Chris Zavadowski’s father Rich was diagnosed with a “rare, aggressive blood disorder” called peripheral T-cell lymphoma, non-specified.
“A nasty one,” said Zavadowski.
His father endured 650 hours of chemotherapy to treat his Stage IV cancer when he participated in a research study at NIH in 2008.
And now, more than seven years later, he’s not only in remission, he’s said to be cured. “He beat all the odds,” said Zavadowski, from Centreville.
About 1.2 million Americans battle blood cancers.
“My family has experienced first hand what a cancer study can do to save somebody’s life,” said Zavadowski.
His father’s cancer was so rare, NIH needed years to find enough people to participate in the study that saved his father’s life.
“In order to get to a cure, we need every piece of data,” said Zavadowski.
He has raised more than $140,000 for blood cancer research, including holding an annual charity poker tournament in Bethesda, Md.
“I want to share our survivor story,” said Zavadowski. “The only way to combat this is through research. We feel very blessed that the protocol was happening at that time.”
THREATS FROM HURRICANE JOAQUIN couldn’t stop friends, families and co-workers from gathering in Reston Town Center on Saturday, Oct. 3 for the National Capital Area Light The Night in Reston Town Center.

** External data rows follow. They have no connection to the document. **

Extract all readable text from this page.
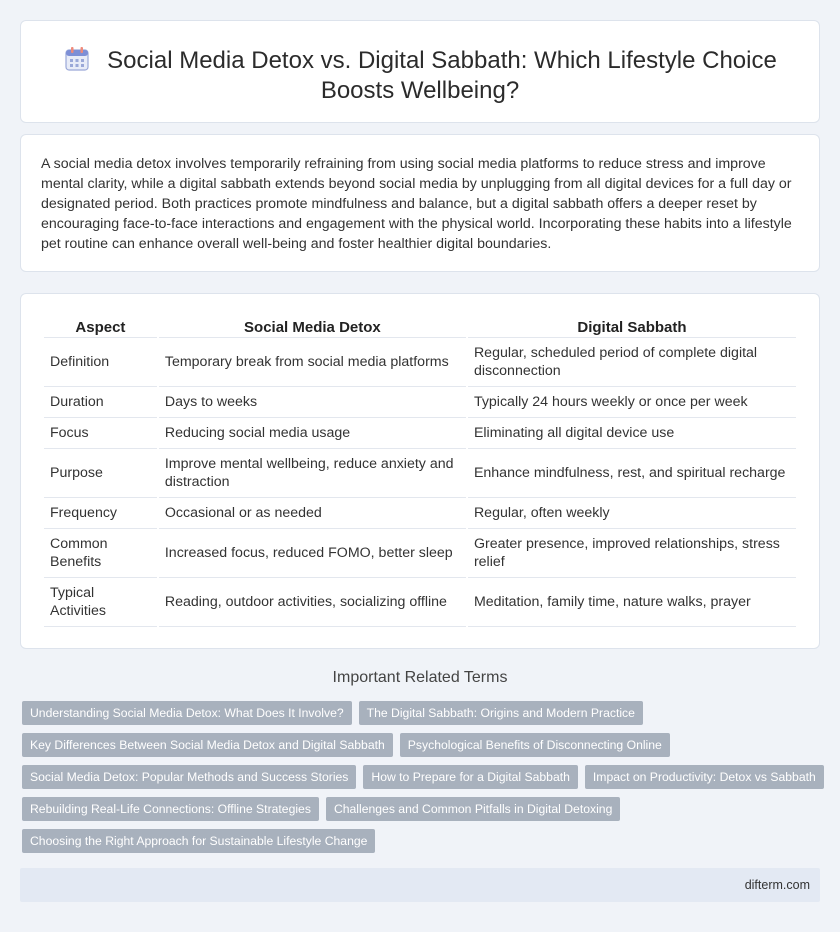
Social Media Detox vs. Digital Sabbath: Which Lifestyle Choice Boosts Wellbeing?

A social media detox involves temporarily refraining from using social media platforms to reduce stress and improve mental clarity, while a digital sabbath extends beyond social media by unplugging from all digital devices for a full day or designated period. Both practices promote mindfulness and balance, but a digital sabbath offers a deeper reset by encouraging face-to-face interactions and engagement with the physical world. Incorporating these habits into a lifestyle pet routine can enhance overall well-being and foster healthier digital boundaries.

Aspect	Social Media Detox	Digital Sabbath
Definition	Temporary break from social media platforms	Regular, scheduled period of complete digital disconnection
Duration	Days to weeks	Typically 24 hours weekly or once per week
Focus	Reducing social media usage	Eliminating all digital device use
Purpose	Improve mental wellbeing, reduce anxiety and distraction	Enhance mindfulness, rest, and spiritual recharge
Frequency	Occasional or as needed	Regular, often weekly
Common Benefits	Increased focus, reduced FOMO, better sleep	Greater presence, improved relationships, stress relief
Typical Activities	Reading, outdoor activities, socializing offline	Meditation, family time, nature walks, prayer
Important Related Terms
Understanding Social Media Detox: What Does It Involve?	The Digital Sabbath: Origins and Modern Practice
Key Differences Between Social Media Detox and Digital Sabbath	Psychological Benefits of Disconnecting Online
Social Media Detox: Popular Methods and Success Stories	How to Prepare for a Digital Sabbath	Impact on Productivity: Detox vs Sabbath
Rebuilding Real-Life Connections: Offline Strategies	Challenges and Common Pitfalls in Digital Detoxing
Choosing the Right Approach for Sustainable Lifestyle Change
difterm.com
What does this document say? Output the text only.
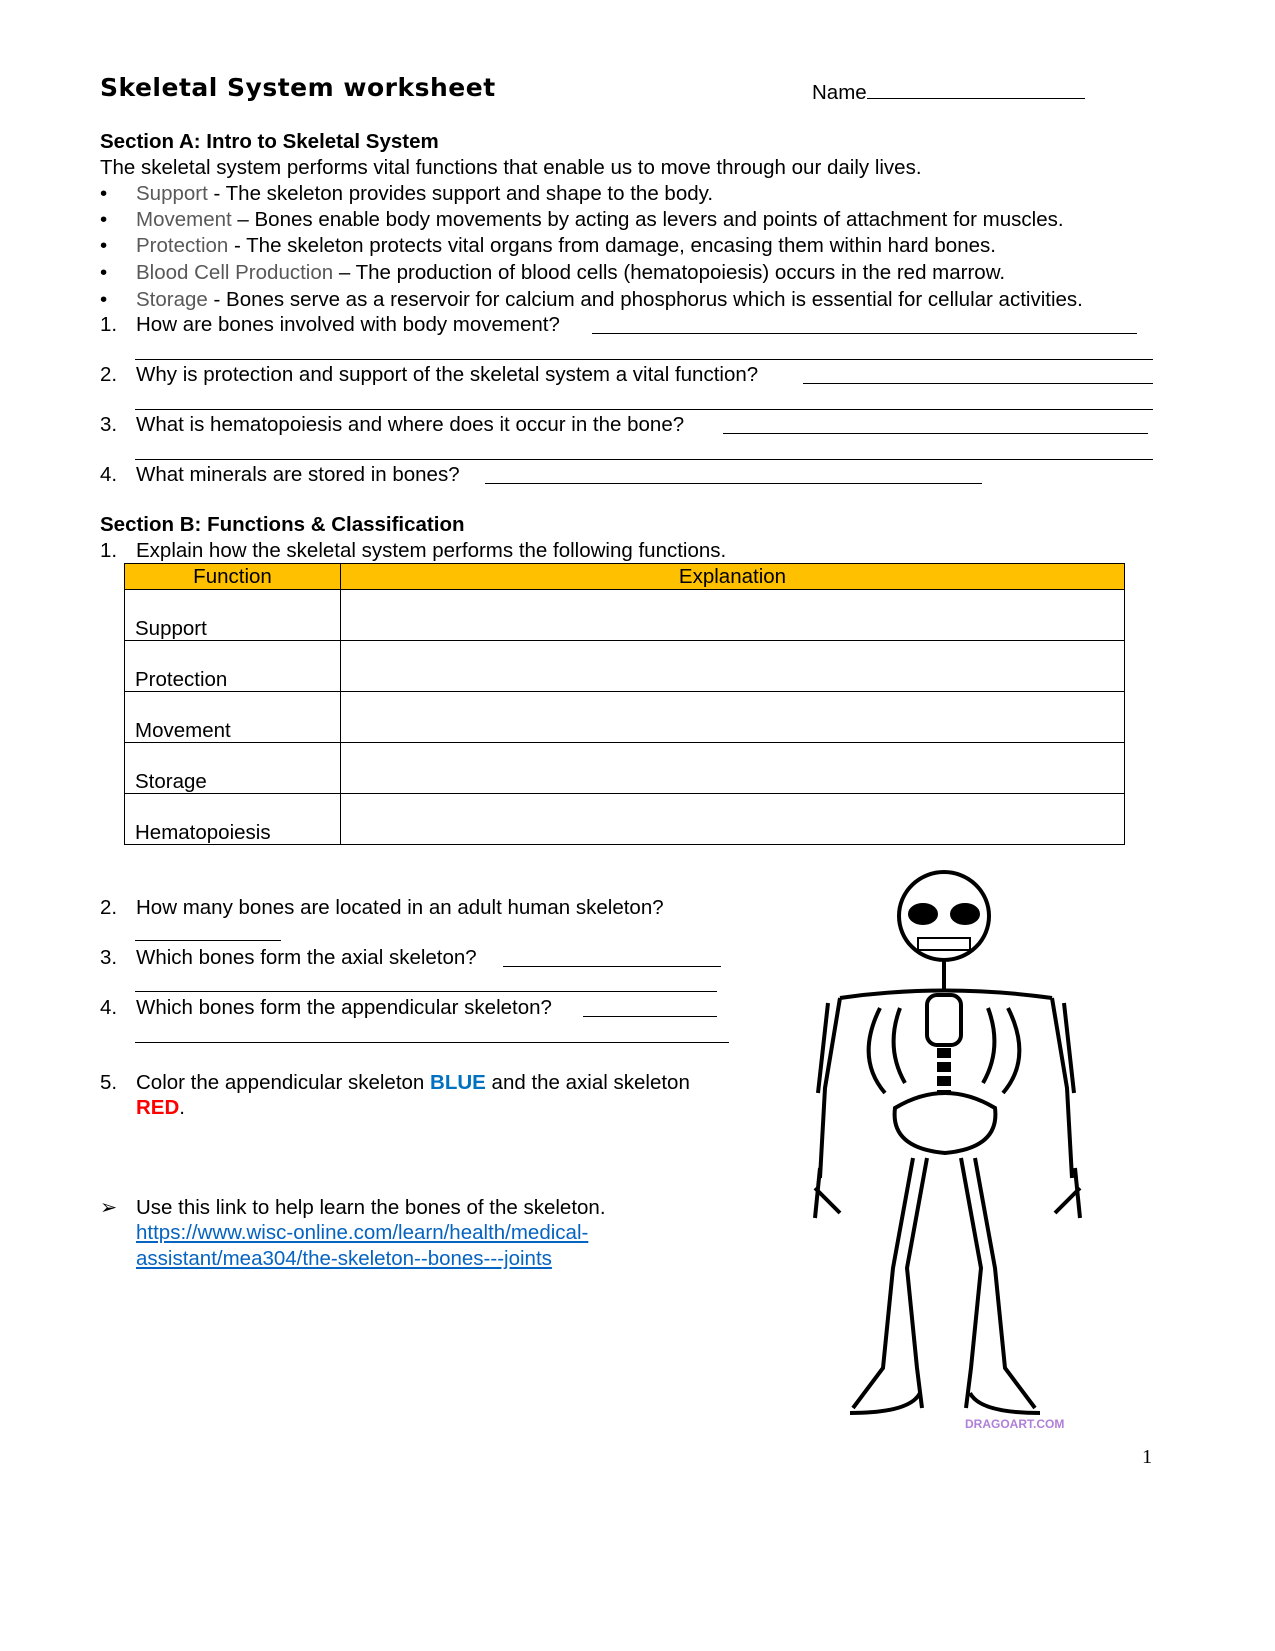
Skeletal System worksheet	Name
Section A: Intro to Skeletal System
The skeletal system performs vital functions that enable us to move through our daily lives.
• Support - The skeleton provides support and shape to the body.
• Movement – Bones enable body movements by acting as levers and points of attachment for muscles.
• Protection - The skeleton protects vital organs from damage, encasing them within hard bones.
• Blood Cell Production – The production of blood cells (hematopoiesis) occurs in the red marrow.
• Storage - Bones serve as a reservoir for calcium and phosphorus which is essential for cellular activities.
1. How are bones involved with body movement?
2. Why is protection and support of the skeletal system a vital function?
3. What is hematopoiesis and where does it occur in the bone?
4. What minerals are stored in bones?
Section B: Functions & Classification
1. Explain how the skeletal system performs the following functions.
Function	Explanation
Support	
Protection	
Movement	
Storage	
Hematopoiesis	
2. How many bones are located in an adult human skeleton?
3. Which bones form the axial skeleton?
4. Which bones form the appendicular skeleton?
5. Color the appendicular skeleton BLUE and the axial skeleton
RED.
➢ Use this link to help learn the bones of the skeleton.
https://www.wisc-online.com/learn/health/medical-
assistant/mea304/the-skeleton--bones---joints
DRAGOART.COM
1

Light The Night Walks with the Leukemia & Lymphoma Society (LLS) take place in honor of those who battle blood cancers and those who have died.
“It’s an extremely emotional experience because it happens right at sunset. It’s moving,” said Zavadowski.
Walkers are given lanterns to light the night; those supporting a friend, family member or loved one hold a red lantern; survivors hold a white lantern, and those who carry a gold lantern walk in memory of someone who has died.
“You see the gold and you know someone lost somebody,” he said. Last year, “One person hugged my dad, she had lost her husband. There’s a lot of conversation.”
JENNIFER KEATING’s father, Tom Bell, died in 2006 from leukemia.
Keating’s father was also known as the Doo-Wop Cop, and served for the Arlington County Police Department for 25 years including as its public information officer.
He also served as McGruff the Crime Dog and spoke to thousands of local youth, always appealing since he also worked as a DJ on WASH-FM. He later was the host of a weekly show on WXTR-FM called, “Smokin’ Oldies.”
“My father was not Catholic, but he went into Paul VI and the kids had their hands in their lap,” said Keating. “He called my mother, and said, ‘Honey, she’s going to Catholic school.’”
Keating, of Herndon, works every year to raise money and awareness for the Leukemia & Lymphoma Society.
“If he never stopped fighting, then I don’t have room to stop fighting,” she said.
Her father’s blood disorder was linked to exposure to agent orange when he was a soldier in Vietnam. But her father was not bitter about it, she said.
“He was a proud patriot,” she said.
ADDITIONAL WALKS are scheduled for Saturday, Oct. 10 in Rockville, Md. and Saturday, Oct. 17 in Washington, D.C.
“While blood cancers can strike at any time, they can often be overcome,” according to race organizers.
“Light The Night Walk provides inspiration and hope for our patients and their families, honoring survivors and those who are currently undergoing treatment, while remembering those that have lost their battle,” said Beth Gorman, executive director of LLS’s National Capital Area Chapter. “With the support of our walkers, corporate sponsors and media partners we are taking steps to end cancer, and make someday, today.”
The Leukemia & Lymphoma Society (LLS) is the world’s largest voluntary health agency dedicated to blood cancer, and LLS funds lifesaving blood cancer research around the world and provides free information and support services. The LLS mission is to cure leukemia, lymphoma, Hodgkin’s disease and myeloma, and improve the quality of life of patients and their families.
LLS, founded in 1949, has 54 U.S. chapters, and the National Capital Area Chapter is one of the highest revenue-generating chapters in the nation.
Almost 2,700 patients and families are served by the chapter each year.